12 thoughts on “Pop Your Collar, The Black Swan Is Here.

    1. D’you mean: could a big, systematically important institution be in trouble again?

      In Q4, we saw the repo market dry up during the last month or so of the quarter. And here we are, mere days into March, with the same thing happening.

      Whatever the forcing function is, it seems to be periodic.

  1. Maybe if he starts cutting 50bps per week it’ll make people go to work sick and schools stay open and a vaccine be developed. I mean how low do rates need to be for us all to play 2/100 odds Russian Roulette? Maybe if you got to refi your house, student loans and credit cards at 0% interest? No…? Me neither.

  2. H-Man, once again the BlacK Swan is flapping her wings. And she is angry. She can’t understand how 1 million virus testing kits were promised on Monday translated to 47 being shipped on Monday.

    1. But that’s easy to understand. Kits were handled by clowns, which were supervised by monkeys. I assume CDC has plenty of both.

  3. I don’t see a recovery within decades. Thanks trump! Negative yields ahead equity crash and and at least 6 months of sustained downtrend.. pretty hard to dig out ever!

  4. That swan was obvious since January. And, of course, nobody did anything to prepare for pandemic.
    I’ll make short prognosis for 2020 in USA: 15 millions infected, >100000 dead, deep recession. This is not fearmongering, this is optimistic scenario

    1. This is totally ridiculous. Please do not leave these kinds of comments on Heisenberg Report. There is zero justification for your “prognosis” and this serves no purpose but to stoke fear. That is not welcome here.
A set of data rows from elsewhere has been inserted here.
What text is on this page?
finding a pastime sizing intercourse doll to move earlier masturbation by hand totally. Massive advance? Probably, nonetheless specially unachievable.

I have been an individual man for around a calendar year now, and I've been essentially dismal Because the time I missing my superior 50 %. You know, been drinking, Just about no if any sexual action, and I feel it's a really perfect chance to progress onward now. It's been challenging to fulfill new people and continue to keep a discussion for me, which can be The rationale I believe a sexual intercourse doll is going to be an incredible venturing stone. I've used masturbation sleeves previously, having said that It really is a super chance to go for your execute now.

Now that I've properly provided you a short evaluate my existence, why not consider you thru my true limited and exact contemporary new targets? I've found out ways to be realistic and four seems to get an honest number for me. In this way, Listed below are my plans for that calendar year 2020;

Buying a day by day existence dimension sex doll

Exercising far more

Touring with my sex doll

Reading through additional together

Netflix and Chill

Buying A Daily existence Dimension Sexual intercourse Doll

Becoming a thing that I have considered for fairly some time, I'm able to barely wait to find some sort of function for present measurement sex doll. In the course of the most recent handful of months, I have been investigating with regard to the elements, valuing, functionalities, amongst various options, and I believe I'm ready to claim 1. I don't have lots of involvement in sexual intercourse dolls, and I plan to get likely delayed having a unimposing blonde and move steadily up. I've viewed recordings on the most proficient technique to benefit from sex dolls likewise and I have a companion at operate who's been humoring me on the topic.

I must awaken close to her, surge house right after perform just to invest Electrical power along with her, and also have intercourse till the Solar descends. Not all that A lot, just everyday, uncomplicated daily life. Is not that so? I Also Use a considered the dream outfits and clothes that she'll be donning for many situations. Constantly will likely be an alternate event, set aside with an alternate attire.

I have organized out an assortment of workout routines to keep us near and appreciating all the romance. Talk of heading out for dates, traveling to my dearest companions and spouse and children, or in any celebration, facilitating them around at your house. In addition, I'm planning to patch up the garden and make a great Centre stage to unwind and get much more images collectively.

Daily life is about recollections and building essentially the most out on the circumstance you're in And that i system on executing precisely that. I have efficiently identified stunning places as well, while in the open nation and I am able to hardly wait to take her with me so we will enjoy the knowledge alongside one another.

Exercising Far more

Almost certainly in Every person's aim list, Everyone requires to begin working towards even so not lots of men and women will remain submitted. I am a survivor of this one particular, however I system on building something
      1. Yes, those numbers are ridiculous, ridiculously low. No flu season has ever produced infection numbers that low. Covid is twice as infectious and nearly 20 times as virulent as the seasonal flu, at present. Without a substantial change in the nature of this virus, these numbers will be far worse.

        I’ve read you for a long time and I know you can crunch numbers. Take the R(0) and halve it. Take the CFR and halve that as well. The numbers that you get still suck.

        Here’s the thing, the numbers are bad but the percentages aren’t. I’m in the group where I have a better than 90% chance of getting passed this virus. This is to say that my stairs are more dangerous to me than the virus. Below my group most of it is simply a rounding error around zero, Yes, these numbers may be quite large eventually but population wise, they aren’t more than a blip,

        1. Michael: Read your comment and compare it to the comment I was responding to. Do you see why yours is a value-add while that person’s is not? That’s my only point. You’ve provided a balanced assessment that readers can benefit from. That other comment (even if it turns out to be true) was merely an ad hoc effort to throw out some fear. I want more comments like yours and less comments like his/hers. And my response has achieved that outcome.

  5. There were no great choices for Powell here, but we’ve all watched enough enjoyably silly TV shows to know that succumbing to extortion doesn’t generally end well. In giving into the market (and/or the president if you’re so inclined) Powell has simply invited more, and more extreme, concessions. If you’re looking for a silver lining, which isn’t easy in these times, it is perhaps that we can now foresee with a growing sense of confidence the end of this business/financial super-cycle. One only hopes that the associated collateral damage can be managed though political means.